I remember catching White Suns in their infancy in late 2006 (if my memory serves me correctly), and while it was obvious that they had still yet to fully seize upon their many ideas, the young band nevertheless had a sense of invention and propulsion that had been lacking in other areas of the noise rock underground. While many bands falling under the dubious, misused, and rather broad “noise rock” classification have in recent years been content to sluggishly mine the Jesus Lizard/Brainbombs aesthetic with increasingly diminished expectations, White Suns always, even when grappling with the growing pains that all new bands feel, had something “off” about them. There were no obvious or palatable chords or riffs, just a plethora of after-effects perverted to the logic of their guitar-guitar-drums setup and intensely bizarre song and rhythmic structures that made for a sound both compellingly difficult and intriguingly obtuse.
It took until last year for the band to finally manage a “proper” full-length debut, that being the superb, criminally overlooked Waking In The Reservoir LP on Weasel Walter’s ugEXPLODE label, but the time spent honing their craft since the mid-2000s was certainly not misspent. The band had matured into a striking, unbreaking entity, the atonal eccentricities of their solidified identity reined in to a more distinct and commanding presence. With most bands content to begin a prolific and exhausting recording cache from the start without concern for ironing out their wrinkles, White Suns meticulously fine-tuned their ideas until all was as close to perfection as they could manage.
Thus, in a surprisingly quick turnaround for this trio, they have crafted a fine sophomore LP just a year after Reservoir with Sinews for Ben McOsker’s esteemed Load Records. And from the outset, their second long-player exists as a more immediate bit of misanthropic, id-driven slice of abrasive punk, with some of the notably off-kilter experiments of Reservoir (e.g., that album’s title piece) ever-so-slightly tempered in favor of pure ferocity and raw power.
On Sinews, White Suns inhibit the space where the opposing ends of their musical sympathies — the unstudied discontent of noise-rock and punk, and the abject physical precision of prog and jazz — fight and push heavily against one another until a forceful balance is crafted. In other words, there’s nothing that suggests one sonic approach is winning over the other on Sinews, which is an incredibly impressive feat for such a young band, let alone for any band trying to reconcile seemingly contradictory concerns. The music on Sinews oozes an untapped aggression befitting the most unhinged of the noise rock scene: the tribal bludgeon of Sword Heaven, the grinding ferocity of Burmese, the unstable hardcore of Black Dice’s early years.

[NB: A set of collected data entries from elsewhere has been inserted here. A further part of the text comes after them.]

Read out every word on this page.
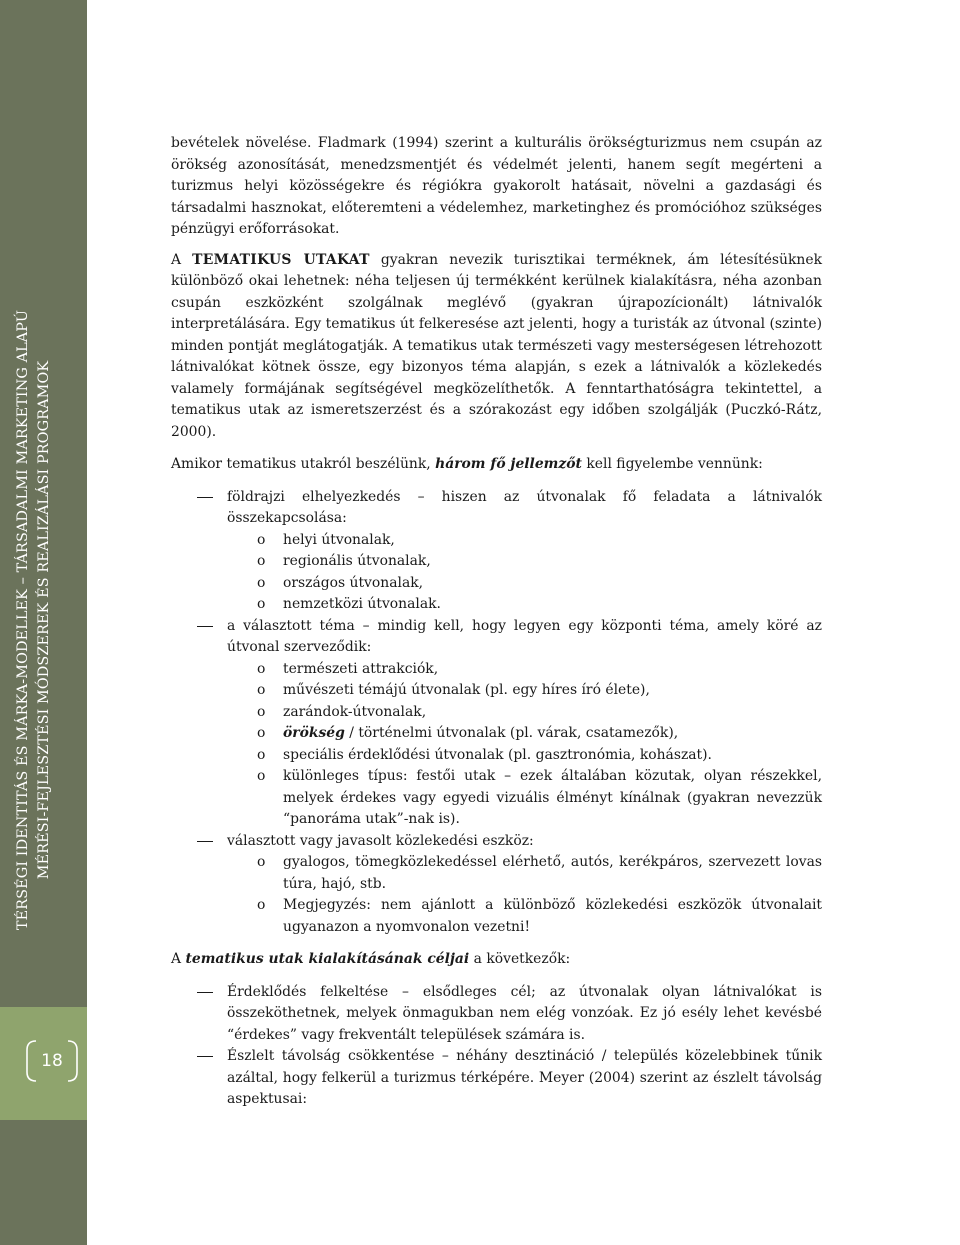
TÉRSÉGI IDENTITÁS ÉS MÁRKA-MODELLEK – TÁRSADALMI MARKETING ALAPÚ MÉRÉSI-FEJLESZTÉSI MÓDSZEREK ÉS REALIZÁLÁSI PROGRAMOK
18

bevételek növelése. Fladmark (1994) szerint a kulturális örökségturizmus nem csupán az örökség azonosítását, menedzsmentjét és védelmét jelenti, hanem segít megérteni a turizmus helyi közösségekre és régiókra gyakorolt hatásait, növelni a gazdasági és társadalmi hasznokat, előteremteni a védelemhez, marketinghez és promócióhoz szükséges pénzügyi erőforrásokat.

A TEMATIKUS UTAKAT gyakran nevezik turisztikai terméknek, ám létesítésüknek különböző okai lehetnek: néha teljesen új termékként kerülnek kialakításra, néha azonban csupán eszközként szolgálnak meglévő (gyakran újrapozícionált) látnivalók interpretálására. Egy tematikus út felkeresése azt jelenti, hogy a turisták az útvonal (szinte) minden pontját meglátogatják. A tematikus utak természeti vagy mesterségesen létrehozott látnivalókat kötnek össze, egy bizonyos téma alapján, s ezek a látnivalók a közlekedés valamely formájának segítségével megközelíthetők. A fenntarthatóságra tekintettel, a tematikus utak az ismeretszerzést és a szórakozást egy időben szolgálják (Puczkó-Rátz, 2000).

Amikor tematikus utakról beszélünk, három fő jellemzőt kell figyelembe vennünk:

földrajzi elhelyezkedés – hiszen az útvonalak fő feladata a látnivalók összekapcsolása:
o helyi útvonalak,
o regionális útvonalak,
o országos útvonalak,
o nemzetközi útvonalak.
a választott téma – mindig kell, hogy legyen egy központi téma, amely köré az útvonal szerveződik:
o természeti attrakciók,
o művészeti témájú útvonalak (pl. egy híres író élete),
o zarándok-útvonalak,
o örökség / történelmi útvonalak (pl. várak, csatamezők),
o speciális érdeklődési útvonalak (pl. gasztronómia, kohászat).
o különleges típus: festői utak – ezek általában közutak, olyan részekkel, melyek érdekes vagy egyedi vizuális élményt kínálnak (gyakran nevezzük “panoráma utak”-nak is).
választott vagy javasolt közlekedési eszköz:
o gyalogos, tömegközlekedéssel elérhető, autós, kerékpáros, szervezett lovas túra, hajó, stb.
o Megjegyzés: nem ajánlott a különböző közlekedési eszközök útvonalait ugyanazon a nyomvonalon vezetni!

A tematikus utak kialakításának céljai a következők:

Érdeklődés felkeltése – elsődleges cél; az útvonalak olyan látnivalókat is összeköthetnek, melyek önmagukban nem elég vonzóak. Ez jó esély lehet kevésbé “érdekes” vagy frekventált települések számára is.
Észlelt távolság csökkentése – néhány desztináció / település közelebbinek tűnik azáltal, hogy felkerül a turizmus térképére. Meyer (2004) szerint az észlelt távolság aspektusai:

Opener “Fire Sermon” encapsulates White Suns’ demanding approach optimally. Guitarists Kevin Barry and Rick Visser use their instruments with the intent of generating the most piercing feedback possible over the brunt of the track, the vociferous tones scheming an unnerving tension against Dana Matthiessen’s percussive false-starts. The masterful build and eventual release here proves to be a stunning asset for the band as applied elsewhere throughout the course of Sinews, and when four minutes into “Sermon” the song begins to, in the most exhilarating possible manner, recall “Ace Of Spades” as rendered by Discharge, White Suns’ plain admiration for the confrontation of classic rock and punk adds an extra notch of emphasis on the absolute abandon at the band’s core.
Elsewhere on the album, we have songs, like “Footprints Filled,” that filter a more traditional grindcore aesthetic through the band’s irregular procedure, with stop-start eruptions reveling against a droning churn of a rhythm. As the most immediate recording on Sinews, what it lacks in the sense of the startling invention spread elsewhere on the album is redeemed by its sheer force of will. By the second side, we have pieces like “Flesh Vault,” which subvert any sense of comfortable expectations elicited thus far. Here the Suns explicitly devolve into a haze of grotesquely bleak calm, with Barry’s plain-spoken vocals and clean-yet-clanging guitar proving comparatively pastoral yet distinctly unsettling over a static-encompassed haze of electronics and lackadaisical kick-drum thuds.
By the time closer “Oath” scurries into view — with its stamping destruction recalling the violence of Harry Pussy with the unconventional and off-kilter structural eccentricities of Alien Soundtracks-era Chrome — it’s evident that the Suns have transposed an acutely inspired sophomore full-length that, like its predecessor, arrives at its objectives with alarming vehemence. At just barely over 33 minutes, Sinews wastes no space in articulating its demanding and defiant disorder.